People are creatures of habit, and grocery store marketing is all about making and breaking people's habits. Grocery stores make a small profit on every visit, but if they can get you to incorporate their store into your weekly routine, after a few months that habit can be really hard to break - and amazingly profitable for the grocery store.
Because those habits are very effective competitive barriers, grocery stores spend heavily to reinforce (and to measure) your habit with tools like frequent shopper cards. And competing stores spend just as heavily to break your habit with loss leaders, coupons and other come-ons.
What makes grocery store marketing so tough is that stores can spend a lot to get new shoppers in the store, but if they don't change their shopping habits, it's just a one-time, money-losing transaction.
That's what's so ingenious about Google's
cross-promotion with Sony of the Da Vinci Code movie. Not only does Google get to ride along with Sony's massive advertising campaign to get users into Google's store, but the Da Vinci game is amazingly addictive. The puzzles start easy, then get progressively harder each day. The user has to come back tomorrow for the next puzzle, and a small scoreboard charts the user's progress in solving puzzles.
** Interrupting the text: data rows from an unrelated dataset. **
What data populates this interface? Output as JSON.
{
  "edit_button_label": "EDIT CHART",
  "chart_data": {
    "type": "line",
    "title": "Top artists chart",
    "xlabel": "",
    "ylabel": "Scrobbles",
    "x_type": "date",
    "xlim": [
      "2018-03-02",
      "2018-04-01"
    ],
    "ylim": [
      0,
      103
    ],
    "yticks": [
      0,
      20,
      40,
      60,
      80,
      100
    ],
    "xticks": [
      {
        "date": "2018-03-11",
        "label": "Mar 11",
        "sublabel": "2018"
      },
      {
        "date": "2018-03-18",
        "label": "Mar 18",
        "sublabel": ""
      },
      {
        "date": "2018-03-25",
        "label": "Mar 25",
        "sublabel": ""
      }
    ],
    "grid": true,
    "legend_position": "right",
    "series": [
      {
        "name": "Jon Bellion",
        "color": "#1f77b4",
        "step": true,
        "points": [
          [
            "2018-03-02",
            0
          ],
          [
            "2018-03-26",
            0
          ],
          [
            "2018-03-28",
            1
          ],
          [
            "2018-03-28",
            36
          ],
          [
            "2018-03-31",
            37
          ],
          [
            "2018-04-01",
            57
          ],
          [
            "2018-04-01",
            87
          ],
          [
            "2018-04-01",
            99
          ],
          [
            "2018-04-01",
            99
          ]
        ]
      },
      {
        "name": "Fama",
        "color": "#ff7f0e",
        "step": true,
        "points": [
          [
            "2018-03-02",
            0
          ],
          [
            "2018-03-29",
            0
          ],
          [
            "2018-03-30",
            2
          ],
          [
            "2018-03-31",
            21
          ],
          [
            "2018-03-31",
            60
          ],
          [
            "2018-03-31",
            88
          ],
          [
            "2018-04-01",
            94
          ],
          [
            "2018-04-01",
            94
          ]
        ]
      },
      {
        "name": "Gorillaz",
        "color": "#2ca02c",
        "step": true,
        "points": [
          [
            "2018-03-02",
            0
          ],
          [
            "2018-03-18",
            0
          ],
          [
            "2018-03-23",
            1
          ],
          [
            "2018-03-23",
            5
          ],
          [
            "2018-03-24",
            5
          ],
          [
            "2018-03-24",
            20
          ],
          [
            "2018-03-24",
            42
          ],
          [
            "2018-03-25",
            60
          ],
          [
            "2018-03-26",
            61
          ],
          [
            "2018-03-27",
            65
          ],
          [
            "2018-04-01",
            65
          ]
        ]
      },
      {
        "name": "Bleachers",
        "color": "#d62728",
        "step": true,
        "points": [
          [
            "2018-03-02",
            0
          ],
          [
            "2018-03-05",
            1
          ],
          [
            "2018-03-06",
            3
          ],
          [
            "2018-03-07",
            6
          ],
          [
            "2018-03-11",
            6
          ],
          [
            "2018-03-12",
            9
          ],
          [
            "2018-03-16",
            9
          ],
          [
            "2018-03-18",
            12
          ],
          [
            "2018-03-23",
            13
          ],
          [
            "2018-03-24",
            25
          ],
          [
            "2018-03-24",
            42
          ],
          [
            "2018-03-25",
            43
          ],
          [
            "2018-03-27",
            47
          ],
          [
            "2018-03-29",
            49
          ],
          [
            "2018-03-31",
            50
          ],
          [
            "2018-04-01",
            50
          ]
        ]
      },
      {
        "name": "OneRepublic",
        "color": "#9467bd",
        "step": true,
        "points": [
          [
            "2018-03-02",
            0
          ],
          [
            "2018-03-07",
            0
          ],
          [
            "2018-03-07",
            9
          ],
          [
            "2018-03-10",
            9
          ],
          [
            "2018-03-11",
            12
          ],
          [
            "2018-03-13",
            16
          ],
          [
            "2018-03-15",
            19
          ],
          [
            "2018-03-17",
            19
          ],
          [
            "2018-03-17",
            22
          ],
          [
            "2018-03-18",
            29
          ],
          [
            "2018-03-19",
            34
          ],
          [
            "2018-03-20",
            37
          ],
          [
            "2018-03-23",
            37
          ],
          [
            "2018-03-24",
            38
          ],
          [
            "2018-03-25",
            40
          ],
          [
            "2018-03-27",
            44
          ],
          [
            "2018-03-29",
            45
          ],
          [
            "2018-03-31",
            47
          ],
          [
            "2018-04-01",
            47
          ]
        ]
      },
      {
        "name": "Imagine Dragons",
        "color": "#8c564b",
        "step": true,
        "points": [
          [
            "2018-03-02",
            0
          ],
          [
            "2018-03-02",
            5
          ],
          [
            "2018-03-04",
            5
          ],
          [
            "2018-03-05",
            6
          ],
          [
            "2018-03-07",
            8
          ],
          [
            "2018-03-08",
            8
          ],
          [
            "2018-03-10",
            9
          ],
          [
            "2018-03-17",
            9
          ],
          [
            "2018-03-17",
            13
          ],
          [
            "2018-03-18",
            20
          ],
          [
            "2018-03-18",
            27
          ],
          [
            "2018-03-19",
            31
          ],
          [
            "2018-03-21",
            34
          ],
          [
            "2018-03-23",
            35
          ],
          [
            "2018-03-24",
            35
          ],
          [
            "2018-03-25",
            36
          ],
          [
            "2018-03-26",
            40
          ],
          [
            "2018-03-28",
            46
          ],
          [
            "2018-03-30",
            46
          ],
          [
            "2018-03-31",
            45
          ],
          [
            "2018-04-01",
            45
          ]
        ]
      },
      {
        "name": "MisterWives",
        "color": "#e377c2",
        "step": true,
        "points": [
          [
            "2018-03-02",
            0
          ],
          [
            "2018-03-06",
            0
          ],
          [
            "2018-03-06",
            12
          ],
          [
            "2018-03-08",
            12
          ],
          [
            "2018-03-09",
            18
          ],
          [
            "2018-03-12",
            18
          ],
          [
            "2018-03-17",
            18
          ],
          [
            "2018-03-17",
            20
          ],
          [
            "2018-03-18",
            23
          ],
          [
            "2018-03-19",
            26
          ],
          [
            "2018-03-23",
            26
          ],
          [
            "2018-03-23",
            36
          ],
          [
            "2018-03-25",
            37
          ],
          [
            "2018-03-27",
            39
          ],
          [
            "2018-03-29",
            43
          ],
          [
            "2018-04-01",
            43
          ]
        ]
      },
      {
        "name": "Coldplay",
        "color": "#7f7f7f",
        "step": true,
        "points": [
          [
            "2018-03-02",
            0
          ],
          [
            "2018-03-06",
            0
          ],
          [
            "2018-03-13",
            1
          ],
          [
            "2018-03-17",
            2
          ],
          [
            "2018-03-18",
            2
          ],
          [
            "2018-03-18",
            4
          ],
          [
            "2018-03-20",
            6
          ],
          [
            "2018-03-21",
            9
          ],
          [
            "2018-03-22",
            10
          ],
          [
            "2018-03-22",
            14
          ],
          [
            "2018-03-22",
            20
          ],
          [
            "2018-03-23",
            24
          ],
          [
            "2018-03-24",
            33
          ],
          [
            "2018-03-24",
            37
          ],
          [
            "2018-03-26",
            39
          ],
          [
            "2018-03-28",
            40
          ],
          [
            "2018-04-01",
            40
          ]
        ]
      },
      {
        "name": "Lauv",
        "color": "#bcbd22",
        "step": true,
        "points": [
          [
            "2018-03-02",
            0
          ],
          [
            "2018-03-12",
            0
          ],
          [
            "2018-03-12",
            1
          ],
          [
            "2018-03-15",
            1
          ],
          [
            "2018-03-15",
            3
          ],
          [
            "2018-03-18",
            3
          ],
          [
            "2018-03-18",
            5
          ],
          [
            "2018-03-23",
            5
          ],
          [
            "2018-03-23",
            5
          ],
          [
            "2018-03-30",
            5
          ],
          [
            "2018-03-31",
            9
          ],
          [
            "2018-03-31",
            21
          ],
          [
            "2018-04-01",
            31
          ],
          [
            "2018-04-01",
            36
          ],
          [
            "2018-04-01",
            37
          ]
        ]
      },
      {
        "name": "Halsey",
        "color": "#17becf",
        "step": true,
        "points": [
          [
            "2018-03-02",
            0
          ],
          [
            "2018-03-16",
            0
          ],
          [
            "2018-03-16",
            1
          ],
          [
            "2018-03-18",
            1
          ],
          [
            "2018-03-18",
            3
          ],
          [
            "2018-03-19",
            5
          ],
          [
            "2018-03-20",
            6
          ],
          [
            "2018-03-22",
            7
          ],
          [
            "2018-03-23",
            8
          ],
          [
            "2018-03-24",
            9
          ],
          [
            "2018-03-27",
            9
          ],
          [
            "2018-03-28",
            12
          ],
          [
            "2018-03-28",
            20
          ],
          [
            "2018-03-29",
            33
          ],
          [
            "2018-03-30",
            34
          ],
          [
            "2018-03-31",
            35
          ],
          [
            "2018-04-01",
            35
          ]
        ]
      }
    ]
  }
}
This pattern continues for 24 days, culminating in a big prize and 10,000 smaller prizes just before the movie opens.
The user needs a Google Account to play, and what better way to remember to come back tomorrow than through the
Da Vinci widget on the Google Personalized Home Page? After a couple weeks of this reinforcement, it's easy to see a lot of habits changing.
I don't care if you
call it a portal or not. But Google is breaking the habits of users of competing services to get them in the store, introducing Google's services, then reinforcing their habit of regularly using Google over a period of several weeks.
If only grocery stores were so ingenious.